La gouvernance des données au cœur de la transformation
Si la valeur ajoutée humaine est une première réponse à l'arrivée massive de l'IAG, il n'en demeure pas moins que les OGD vont devoir faire leur mue en profondeur. ADN Tourisme pointe le "cœur de la transformation" : la gestion des données, dont l'IAG révèlerait les "fragilités existantes". "La capacité à intégrer l'IAG dépend avant tout de la qualité, de la gouvernance et de l'interopérabilité des données socioterritoriales de différentes nature", souligne l'étude.
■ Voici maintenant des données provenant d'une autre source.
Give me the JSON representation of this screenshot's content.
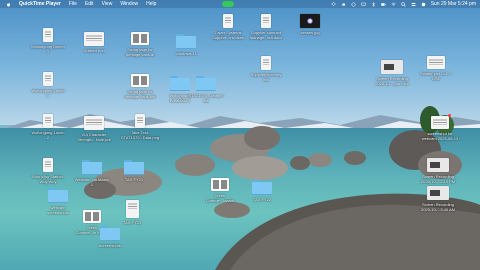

Qualité des données, car "sans données fiables, structurées et à jour, les usages d'IAG sont soit décevants, soit risqués". Gouvernance, "pour que l'IAG puisse devenir un levier stratégique, et non un facteur de dépendance ou de perte de contrôle". Interopérabilité, car, ici aussi, la valeur se déplace "de la consultation directe et ciblée vers une logique d'infrastructure de référence, alimentant des systèmes tiers".
In fine, l'étude estime que "l'IAG ne rend pas caduc les métiers du tourisme institutionnel, [elle] renforce le déplacement du travail et la polyvalence des métiers existants". Et alors que "les identités professionnelles sont mises sous tension", elle pointe le triptyque des domaines de compétences à renforcer : la connaissance fine du territoire, la maîtrise des données et les compétences relationnelles.
À défaut d'une telle transformation et, a fortiori, "sans pilotage collectif", ADN Tourisme prévient : à l'horizon 2028, la multiplication d'initiatives locales hétérogènes fragiliserait la cohérence du réseau, creuserait les écarts entre territoires et renforcerait la dépendance aux prestataires et plateformes privées.